A number of input frames versus processing time of Kernel-ART clustering

4.2 Experiment for anchor shot detection

We conduct performance evaluation of our anchor shot detection (MASD) using five test datasets which include real anchor shots, reporter shots, and interview shots. The dataset is summarized in Table 5.

Table 5 The dataset for performance evaluation of the proposed anchor shot detection method

Figure 6 illustrates a snapshot of our system operation, using a typical example. Figure 6a is the examples of pruned data by skin color detector which is the first step of MASD, and Fig. 6b is the examples of pruned data by face detector, the second step of MASD, which involves no face or more than three faces. The examples of discarded data by OSVMs, the last step of MASD, are shown in Fig. 6c.

Fig. 6
figure 6

A snapshot of the proposed anchor shot detection system, MASD, operation with a typical example

Our simulation indicates that an average 31.79% of all candidate sets is obtained without any loss of anchor shots, after the skin color detection phase. Furthermore, an average 13.27% of all candidate sets is determined, subsequent to the face detection phase including all anchor shots. Ultimately, an average 86.73% of non-candidate anchor shots is successfully eliminated by skin color detection and face detection, as we expected. With the reduced search space obtained from prior steps, the anchor shot detection module classifies face data as anchor shots and non-anchor shots.

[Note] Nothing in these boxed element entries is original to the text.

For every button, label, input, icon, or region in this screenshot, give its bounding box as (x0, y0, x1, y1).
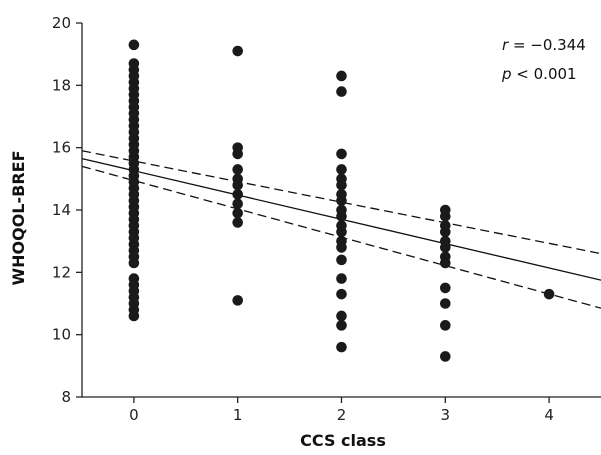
p-value-annotation: p < 0.001 (501, 65, 577, 83)
data-point (232, 164, 243, 175)
y-tick-label: 8 (61, 388, 71, 406)
data-point (336, 235, 347, 247)
y-tick-label: 12 (52, 263, 71, 281)
data-point (440, 235, 451, 247)
data-point (336, 320, 347, 331)
data-point (232, 207, 243, 219)
data-point (128, 39, 140, 51)
x-tick-label: 1 (233, 406, 243, 424)
data-point (336, 341, 347, 353)
ci-upper-line (81, 150, 601, 255)
data-point (336, 204, 347, 216)
p-value: < 0.001 (512, 65, 577, 83)
x-tick-label: 3 (441, 406, 451, 424)
data-point (440, 204, 451, 216)
correlation-annotation: r = −0.344 (502, 36, 586, 54)
data-point (232, 142, 243, 153)
x-tick-label: 0 (129, 406, 139, 424)
x-tick-label: 4 (544, 406, 554, 424)
data-point (336, 70, 347, 82)
y-tick-label: 16 (52, 139, 71, 157)
data-point (440, 298, 451, 309)
data-point (543, 288, 555, 300)
data-point (336, 148, 347, 160)
data-point (232, 295, 243, 306)
data-point (336, 173, 347, 185)
data-point (336, 86, 347, 97)
data-point (336, 189, 347, 200)
y-tick-label: 18 (52, 76, 71, 94)
x-tick-label: 2 (337, 406, 347, 424)
data-point (232, 189, 243, 200)
data-point (440, 251, 451, 263)
y-tick-label: 10 (52, 326, 71, 344)
data-point (232, 198, 243, 210)
data-point (232, 173, 243, 185)
data-point (232, 217, 243, 228)
correlation-value: = −0.344 (508, 36, 586, 54)
data-point (128, 58, 140, 69)
data-point (440, 320, 451, 331)
data-point (336, 254, 347, 266)
data-point (440, 220, 451, 231)
y-tick-label: 14 (52, 201, 71, 219)
data-point (440, 351, 451, 362)
x-axis-title: CCS class (300, 431, 386, 450)
correlation-symbol: r (502, 36, 509, 54)
data-point (336, 220, 347, 231)
data-point (128, 273, 140, 284)
y-tick-label: 20 (52, 14, 71, 32)
data-point (336, 164, 347, 175)
data-point (232, 45, 243, 57)
p-symbol: p (501, 65, 512, 83)
data-point (336, 273, 347, 284)
data-point (336, 288, 347, 300)
data-point (336, 310, 347, 322)
data-point (440, 282, 451, 294)
y-axis-title: WHOQOL-BREF (9, 150, 28, 285)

In Table 6, we summarize the experimental results of our proposed anchor shot detection system, MASD. According to the simulation, our system shows an average 97.40% for precision, 96.28% for recall and 96.83% for F-measure, respectively. As previously stated, our system methodology achieves not only a high speed by means of greatly reducing the search space, but also a high accuracy by means of a SVDD using NMF. Also, we summarize the quantitative/qualitative analysis with existing methodologies in Table 7.

Table 6 Experimental evaluation of the proposed anchor shot detection method
Table 7 Summary of quantitative/qualitative analysis for the anchor shot detection

5 Conclusion

In this paper, we introduced an efficient one-pass shot boundary detection algorithm and a cost-effective anchor shot detection method for news video story parsing, which are tightly coupled. First, we proposed a new shot boundary detection method, based on SVD, and a newly developed algorithm, viz., Kernel-ART, which meets all of the design requirements for shot boundary detection in terms of news video story parsing. It can greatly reduce the search space in anchor shot detection by using only static shots as inputs in anchor shot detection and showed a very high recall ratio. It also detects the abrupt cuts and the gradual transitions using a single algorithm with a single scan of the dataset. By applying SVD, noises or trivial variations in the video sequence are removed, and the mercer kernel improves the probability of detection of shots which are not separable in input space. Second, we proposed a new anchor shot detection system, viz., MASD, which consists of three modules and operates sequentially: 1) A skin color detection module for reducing candidate face regions; 2) A face detection module for finding key-frames with face data; 3) An OSVM module for determining the anchor shots using a SVDD. The proposed system achieves not only a high speed by means of greatly reducing the search space, but also a high accuracy by means of a SVDD using NMF. We checked the validity of our approach with simulations.

We are very interested in video data mining. So, we will analyze the inter-structure of a news video from the perspective of video data mining in future work.